In the last post, I mentioned a few examples of common modifications to the “pure” dice pool mechanic. I’ll cover a couple of them here.

#### Exploding dice

The fist case is the so called exploding dice, i.e. if a die comes up with the (usually) maximum possible result, then another die is rolled and added to the dice pool. Eg. a player rolls 5 d6s, and gets 1,1,3,6,6. The player then rolls two more d6s, say 2,6. The second six again adds another die which gives 2. Given the target number of 5, the final result is then 3 hits. So how does this affect the probability distribution? Well, I’m glad that you asked! First consider the expected number of hits for each die. With standard dicepool, the probability of getting a hit is p. For the exploding dice, we need to account for the possibility of getting another roll. Let’s call $p_{max}$ the probability of exploding. So first there is a chance of getting a hit. Then there is a  $p_{max}$ chance of getting another roll that gives a hit with probability of p and again there is a probability $p_{max}$ of the additional die exploding and giving another roll with probability p of getting a hit and so on. This can be expressed as $$p + p_{max}\left(p + p_{max}(p + p_{max}(\ldots))\right)$$ This can be expanded as$$p +p \cdot p_{max} + p \cdot p_{max}^{2} + p \cdot p_{max}^{3} + \ldots$$

which is a converging geometric series. Expressing it as a sum, we get $$\sum_{i=0}^{\infty}p p_{max}^i = \frac{p}{1-p_{max}}.$$ Plugging in some numbers, let’s set p=1/3 and $p_{max}$ = 1/6, we get  E(hits) = 2/5$\approx 0.4$. The difference between exploding dice pool and a standard one is illustrated in the following figure. Note that (obviously) exploding dice allow values that are impossible for the standard dice pool, e.g. about 1% of time an exploding dice pool of 5 dice nets 6 hits. The expected value does not shift much, but there is a noticeable shift and widening of the distribution towards higher values.

#### Critical failure

Some systems have implemented a critical failure condition. For example, in early World of Darkness system, a critical failure (or “botch”) happened when the result of the dice pool contained more 1s than hits. In the original storyteller system, the target number was not constant. Let’s see how the system performs for a few different target numbers. The results are shown in the next figure. There you see the infamous increase in botching with increasing dice pool size for very difficult tasks meaning of course that the more competent the character is, the more likely the character is to hilariously fail instead of just failing. The probability of botching goes over 30% very quickly and even for easier tasks, you should expect to see quite a few botches.

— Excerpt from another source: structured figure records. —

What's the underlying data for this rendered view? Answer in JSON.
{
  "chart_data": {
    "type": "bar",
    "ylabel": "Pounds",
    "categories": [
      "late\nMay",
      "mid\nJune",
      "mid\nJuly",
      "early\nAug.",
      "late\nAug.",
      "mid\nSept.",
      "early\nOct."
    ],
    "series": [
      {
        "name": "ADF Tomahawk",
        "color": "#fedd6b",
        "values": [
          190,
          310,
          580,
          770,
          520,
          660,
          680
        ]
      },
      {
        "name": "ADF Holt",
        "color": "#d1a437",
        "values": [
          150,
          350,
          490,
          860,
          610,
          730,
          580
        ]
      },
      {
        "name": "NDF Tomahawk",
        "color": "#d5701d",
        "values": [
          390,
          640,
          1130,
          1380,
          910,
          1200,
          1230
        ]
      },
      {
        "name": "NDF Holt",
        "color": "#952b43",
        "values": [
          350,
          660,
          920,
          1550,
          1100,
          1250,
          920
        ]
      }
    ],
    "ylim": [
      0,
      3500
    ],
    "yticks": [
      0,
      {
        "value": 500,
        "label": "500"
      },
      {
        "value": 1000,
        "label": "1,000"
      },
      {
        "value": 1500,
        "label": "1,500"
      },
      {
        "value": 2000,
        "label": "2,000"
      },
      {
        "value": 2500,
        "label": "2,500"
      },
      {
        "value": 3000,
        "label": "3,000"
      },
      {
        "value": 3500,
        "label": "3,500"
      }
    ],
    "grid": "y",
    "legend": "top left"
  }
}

In later editions, a botch only happened if  a roll had no hits and at least one “1”. In this version of the system, the target number was also fixed at 8. In this situation, botches are much less likely. Once you reach 10 die pool, you have only about 2% chance of getting a critical failure on any test.

I originally thought I’d include the consecutive dice pools here, but their treatment is much more involved than the scope of this post. However, the mean is very easy to compute. The first dice pool gets you on average $k_1 = p_1 n$ hits and the second $k_2 = p_2 k_1 = p_2 p_1 n$. So for example, in Warhammer, let’s say 20 goblins hit on 5s and wound on 4s, you would expect $\frac{1}{2}\frac{1}{3} 20 = \frac{20}{6} \approx 3.33$ wounds inflicted on the enemy.

## 2 Replies to “Dice pools – Addendum”

1. Jonathan Dupuis says:

Hi,

Awesome work, very interesting outline of how to evaluate the probabilities and distribution of dice pool.

I noticed that you discuss the mathematics of exploding values on expected mean result, and while you show the effect on the distribution you don’t elaborate on how to generate the exploding dice distribution. How did you proceed? I am currently trying to evaluate the effect of exploding dice pool for World of Darkness and their 10, 9 and 8-again are giving me nightmares!

Thanks!

1. sampos says:

Hi,

Thanks! To be honest, this was quite some time ago so I might not remember all details of my thinking at the time. I think that in the case of the distributions, I just used a simple Monte Carlo -generation where I simulated each die with logic to account for exploding on certain results. I’m not sure if it is worth it to calculate the analytic formula for the distribution. Even for game design, the number of cases (opposed etc.) should be manageable to just do with simulations (which should be fast on any modern-ish computer).

Maybe this should be another post, simulating various systems in general.